Austinites Invited to Help Map Austin’s Diverse Music Cultures through Interactive Documentary Project
AUSTIN, Texas — Dec. 3, 2012 — Austinites are invited to help document and map diverse local music cultures on the Austin Music Map, a web-based, interactive, community documentary project that lets users “play” the city.
The map, www.austinmusicmap.com, is a collaboration between Localore producer-in-residence Delaney Hall, KUT’s Texas Music Matters, Zeega and the Association of Independents in Radio (AIR) with funding from the Corporation for Public Broadcasting.
From conjunto at East Austin’s Moose Lodge, to gospel at Deliverance Temple in North Central Austin, to a marching band floating on Barton Creek, the Austin Music Map goes beyond the usual suspects on the Austin music scene in search of the not-so-well-known places where music is being made.
“Austin is full of amazing music and a lot of it happens where you’d least expect, including on front porches, under bridges and at train stations,” said Hall who is directing the Austin Music Map. “There is no single genre or neighborhood that defines the Austin music scene. We’re looking to the community to help us shine a light on some of those under-the-radar venues.”

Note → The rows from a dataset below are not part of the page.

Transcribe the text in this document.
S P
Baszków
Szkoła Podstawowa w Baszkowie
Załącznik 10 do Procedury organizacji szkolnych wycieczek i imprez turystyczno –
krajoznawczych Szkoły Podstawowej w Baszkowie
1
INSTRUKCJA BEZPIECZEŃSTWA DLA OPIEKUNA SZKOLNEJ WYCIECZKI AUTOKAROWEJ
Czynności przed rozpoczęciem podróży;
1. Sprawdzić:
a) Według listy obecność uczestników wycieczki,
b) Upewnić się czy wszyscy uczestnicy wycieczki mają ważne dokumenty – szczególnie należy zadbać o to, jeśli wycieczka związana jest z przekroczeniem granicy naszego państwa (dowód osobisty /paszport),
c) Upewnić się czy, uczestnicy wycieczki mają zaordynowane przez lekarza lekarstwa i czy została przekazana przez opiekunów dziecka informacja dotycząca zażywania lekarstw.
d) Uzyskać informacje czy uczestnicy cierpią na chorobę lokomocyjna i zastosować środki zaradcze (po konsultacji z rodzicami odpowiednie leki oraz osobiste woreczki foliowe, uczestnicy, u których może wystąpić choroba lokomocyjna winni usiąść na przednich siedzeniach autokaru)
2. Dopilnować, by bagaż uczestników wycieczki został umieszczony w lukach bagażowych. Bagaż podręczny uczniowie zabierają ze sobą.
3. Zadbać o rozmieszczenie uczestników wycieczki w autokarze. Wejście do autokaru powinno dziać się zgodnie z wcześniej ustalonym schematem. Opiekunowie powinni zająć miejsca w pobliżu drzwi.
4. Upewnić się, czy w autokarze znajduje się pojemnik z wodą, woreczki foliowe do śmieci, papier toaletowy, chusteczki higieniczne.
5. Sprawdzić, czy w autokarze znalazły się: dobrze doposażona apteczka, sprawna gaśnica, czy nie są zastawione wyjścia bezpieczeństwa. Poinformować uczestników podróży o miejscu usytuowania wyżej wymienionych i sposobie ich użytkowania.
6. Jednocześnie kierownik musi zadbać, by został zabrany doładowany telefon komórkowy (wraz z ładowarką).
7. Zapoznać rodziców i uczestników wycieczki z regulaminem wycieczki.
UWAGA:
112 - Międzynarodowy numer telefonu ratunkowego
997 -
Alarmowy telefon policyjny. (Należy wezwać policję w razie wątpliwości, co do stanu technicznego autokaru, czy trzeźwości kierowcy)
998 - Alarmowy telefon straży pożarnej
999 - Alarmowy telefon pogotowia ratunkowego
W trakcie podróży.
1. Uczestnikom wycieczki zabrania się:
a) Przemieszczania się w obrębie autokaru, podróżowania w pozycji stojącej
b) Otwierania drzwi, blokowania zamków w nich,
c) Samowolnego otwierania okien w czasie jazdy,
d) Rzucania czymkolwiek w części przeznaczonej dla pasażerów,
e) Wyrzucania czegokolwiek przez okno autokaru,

For the past six months, Hall, the Texas Music Matters staff and KUT’s multimedia team have been building the digital map in collaboration with Zeega, an interactive storytelling production team, and Public School, an Austin design firm. They’ve populated it with some of Austin’s unique musical locales. Videos and interviews featuring the Drum Band at the Juneteenth Parade, the Baby Blue Studio on East 12thSt., and various street performances around town are examples of the in-depth stories represented on the map. (A full list of stories is here.)
Now, the Austin Music Map is ready to welcome content from community members, who are encouraged to upload photos, videos and sound from their favorite out-of-the-way local haunts and upload them to the digital map through Flickr, Soundcloud and YouTube using the hashtag #AustinMusicMap.

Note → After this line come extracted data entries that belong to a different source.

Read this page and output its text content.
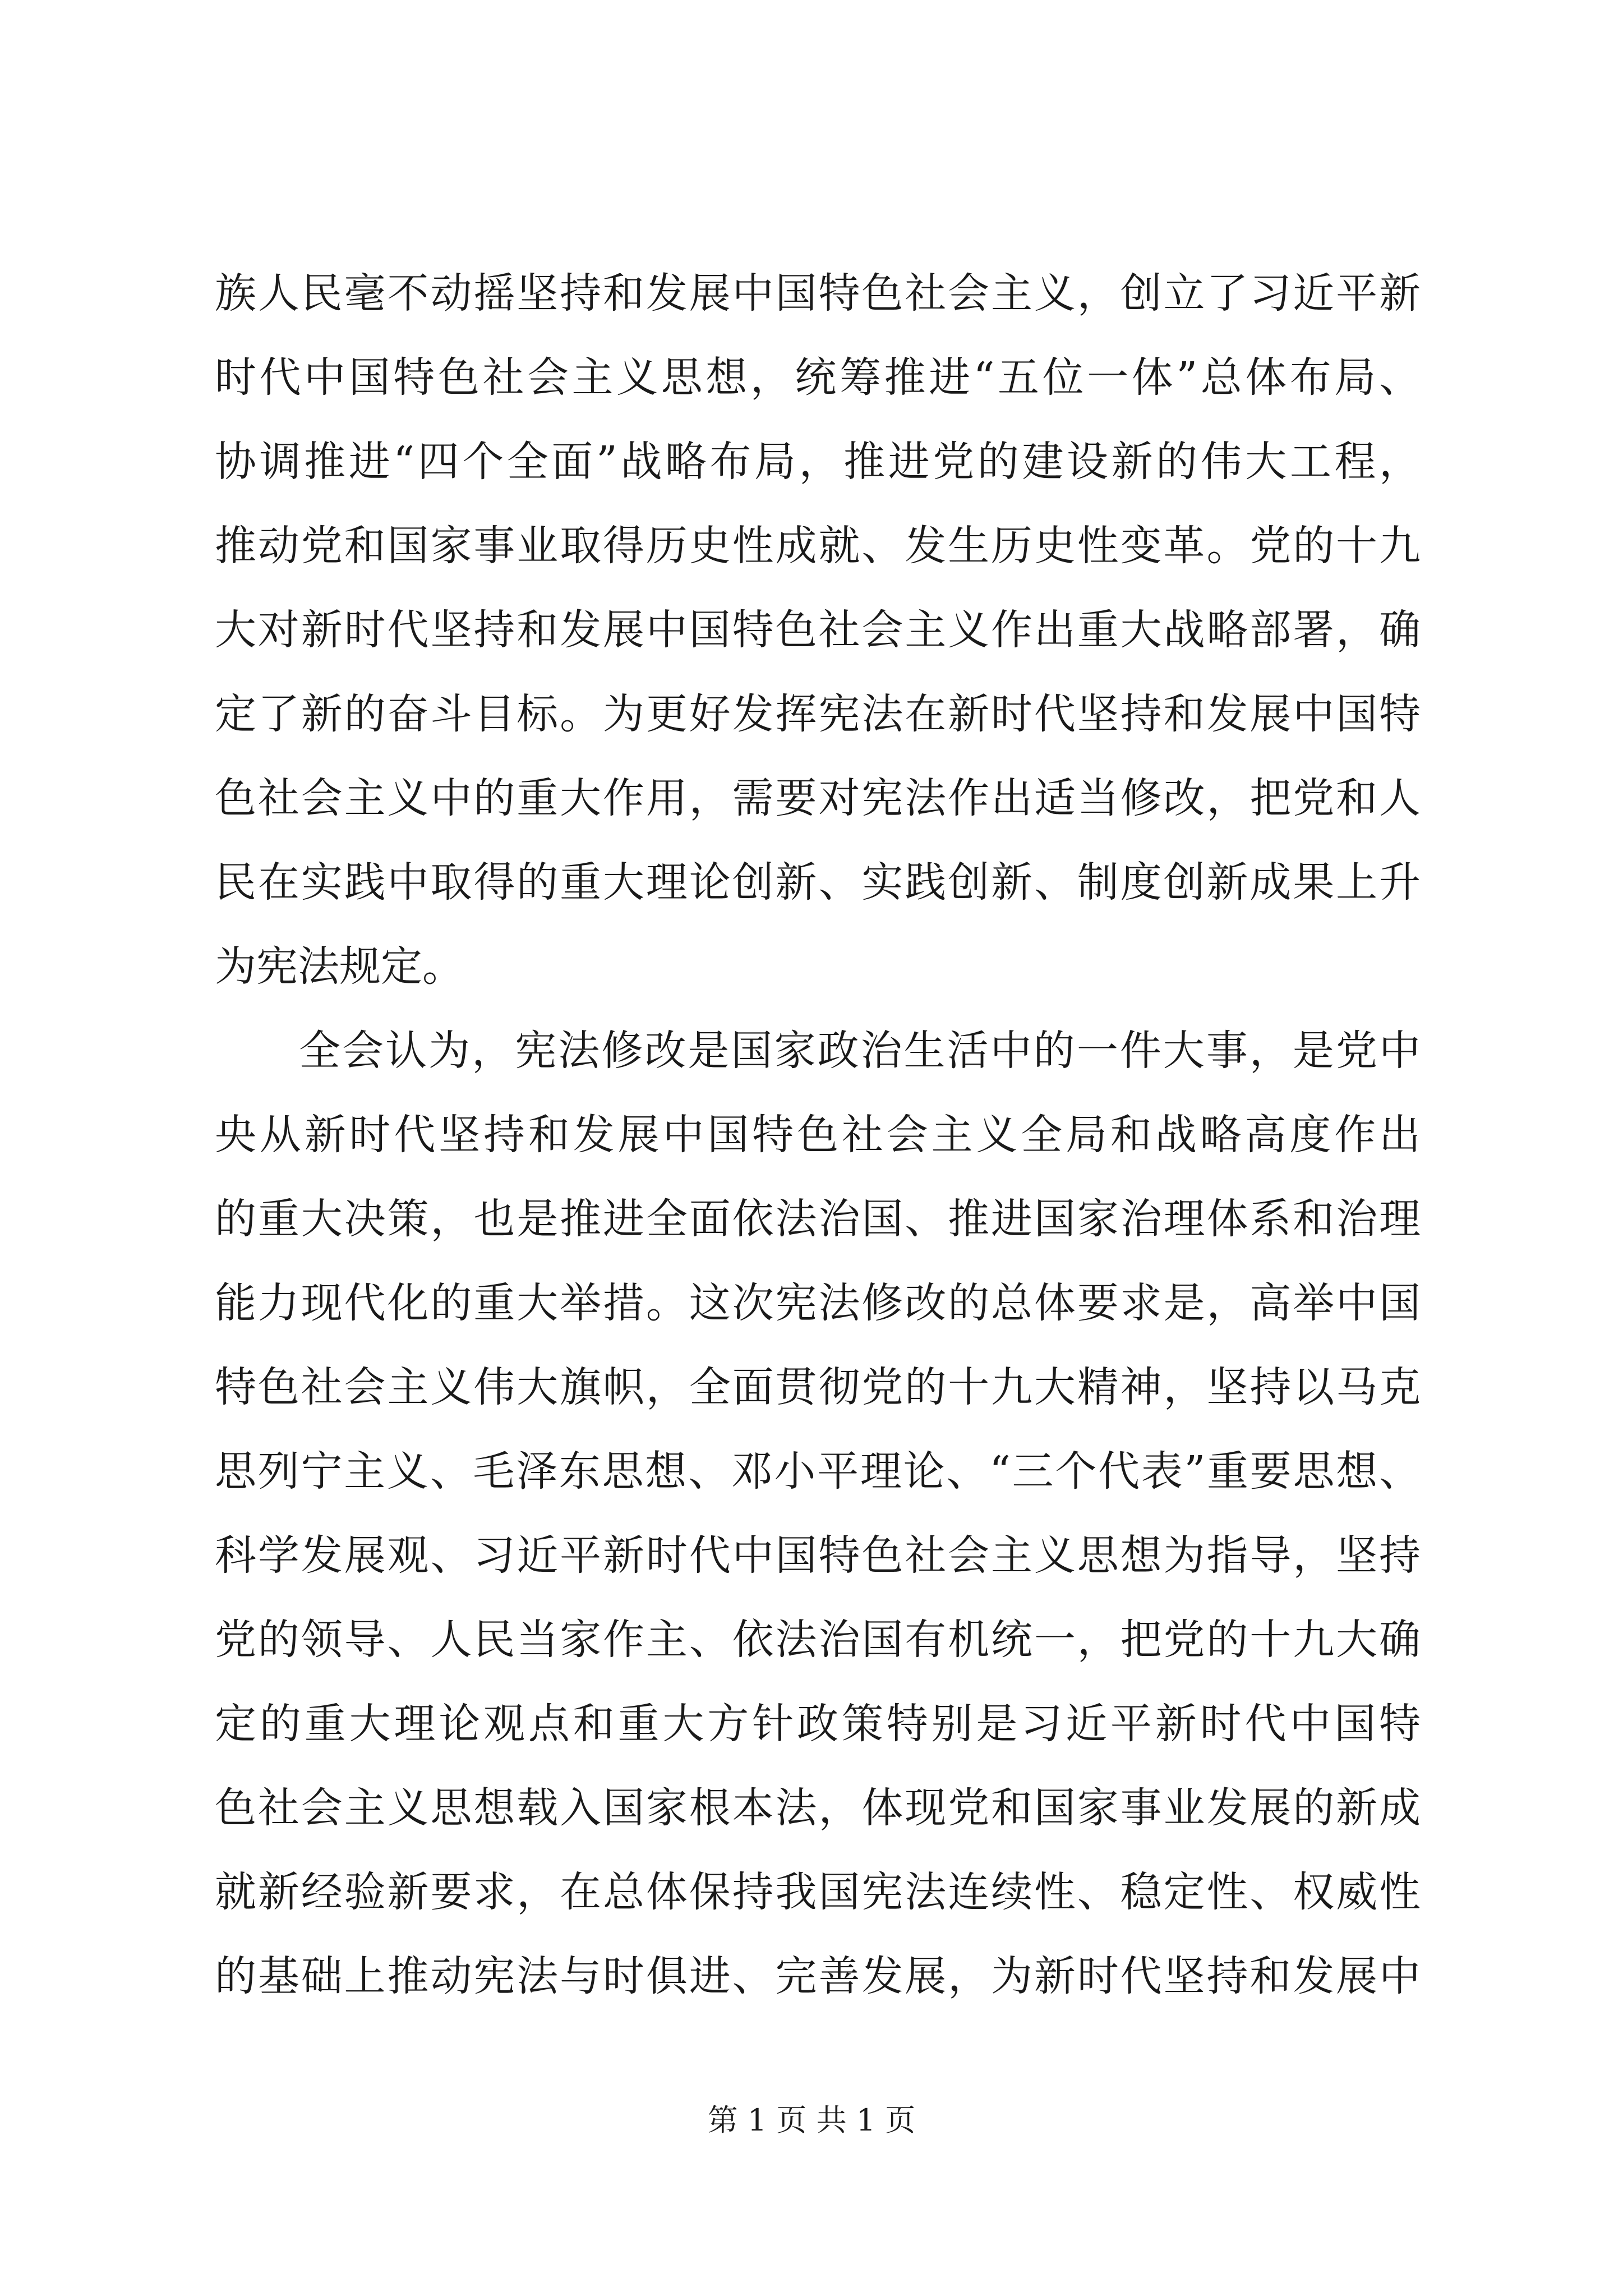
族人民毫不动摇坚持和发展中国特色社会主义，创立了习近平新
时代中国特色社会主义思想，统筹推进“五位一体”总体布局、
协调推进“四个全面”战略布局，推进党的建设新的伟大工程，
推动党和国家事业取得历史性成就、发生历史性变革。党的十九
大对新时代坚持和发展中国特色社会主义作出重大战略部署，确
定了新的奋斗目标。为更好发挥宪法在新时代坚持和发展中国特
色社会主义中的重大作用，需要对宪法作出适当修改，把党和人
民在实践中取得的重大理论创新、实践创新、制度创新成果上升
为宪法规定。
全会认为，宪法修改是国家政治生活中的一件大事，是党中
央从新时代坚持和发展中国特色社会主义全局和战略高度作出
的重大决策，也是推进全面依法治国、推进国家治理体系和治理
能力现代化的重大举措。这次宪法修改的总体要求是，高举中国
特色社会主义伟大旗帜，全面贯彻党的十九大精神，坚持以马克
思列宁主义、毛泽东思想、邓小平理论、“三个代表”重要思想、
科学发展观、习近平新时代中国特色社会主义思想为指导，坚持
党的领导、人民当家作主、依法治国有机统一，把党的十九大确
定的重大理论观点和重大方针政策特别是习近平新时代中国特
色社会主义思想载入国家根本法，体现党和国家事业发展的新成
就新经验新要求，在总体保持我国宪法连续性、稳定性、权威性
的基础上推动宪法与时俱进、完善发展，为新时代坚持和发展中
第 1 页 共 1 页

Details on how to contribute to the map are available at http://www.austinmusicmap.com/#participate.
“The Austin Music Map is helping KUT extend beyond our core audience to cover and connect with the community on a deeper level,” said Hawk Mendenhall, KUT’s associate general manager and director of broadcast and content. “It’s an exciting new way for us to share the real Austin Music Experience with the world.”
The map is searchable by venue, neighborhood, music genre or band name. Media “pinned” to the Austin Music Map will be tagged and sorted according to musical genre, such as polka, blues, conjunto, electronica, folk or hip hop; or neighborhood, such as Cherrywood, South Congress or Clarksville. Geotagged content will also offer users a sense of Austin’s sonic geography and its neighborhoods that are home to alternative venues where musical subcultures gather.
Austin’s music culture is constantly evolving and many venues that once thrived — such as the Split Rail on South Lamar, which hosted weekly polka dances, and TC’s Lounge, one of Austin’s most beloved juke joints — have disappeared or changed over the years. The Austin Music Map will serve to document some of the city’s music venues for future generations.
About the Austin Music Map
The Austin Music Map is part of Localore—a national initiative of AIR designed to bring new journalistic and technical ingenuity to extending public media service to more Americans. From Chinese restaurants in Boston, to shuttered factories in Dayton, to Bay Area startups, the 10 Localore production teams are working with their public station incubators to uncover ground-up stories of America in transition. Learn more, and follow the work underway in the ﬁeld at AIRmediaworks.org. Localore is funded by the Corporation for Public Broadcasting, the Wyncote Foundation, the John D and Catherine T MacArthur Foundation and the National Endowment for the Arts.
AIR is a creative brain trust made up of more than 900 media makers from across the U.S. and 20 countries who are re-imagining and reinventing public media and journalism for the 21st century. Its programs are designed to identify, cultivate and deploy gifted talent for the benefit of citizens across the U.S.
Zeega is a non-profit inventing new forms of interactive storytelling through its award-winning multimedia publishing platform and a growing series of innovative documentary projects that span the globe and uncover new perspective on human experience.. The Zeega team is an expanding mix of media-makers, artists, and creative technologists. Zeega creates projects across multiple platforms, connects digital media to physical spaces, and develops open-source tools to enable anyone to experiment with the web as a creative medium.
About KUT 90.5 and KUTX 98.9
For more than 50 years, KUT 90.5, listener-supported public radio from Austin, Texas, has striven to be the most trusted radio source for news and music in Central Texas. A founding member of NPR, KUT established a news department in 2002. Since then, KUT’s news team has won more than 100 state, national and international awards for journalistic excellence. In January 2013, KUT’s unique blend of handpicked and uniquely Austin music programming will move to KUTX 98.9, the Austin Music Experience.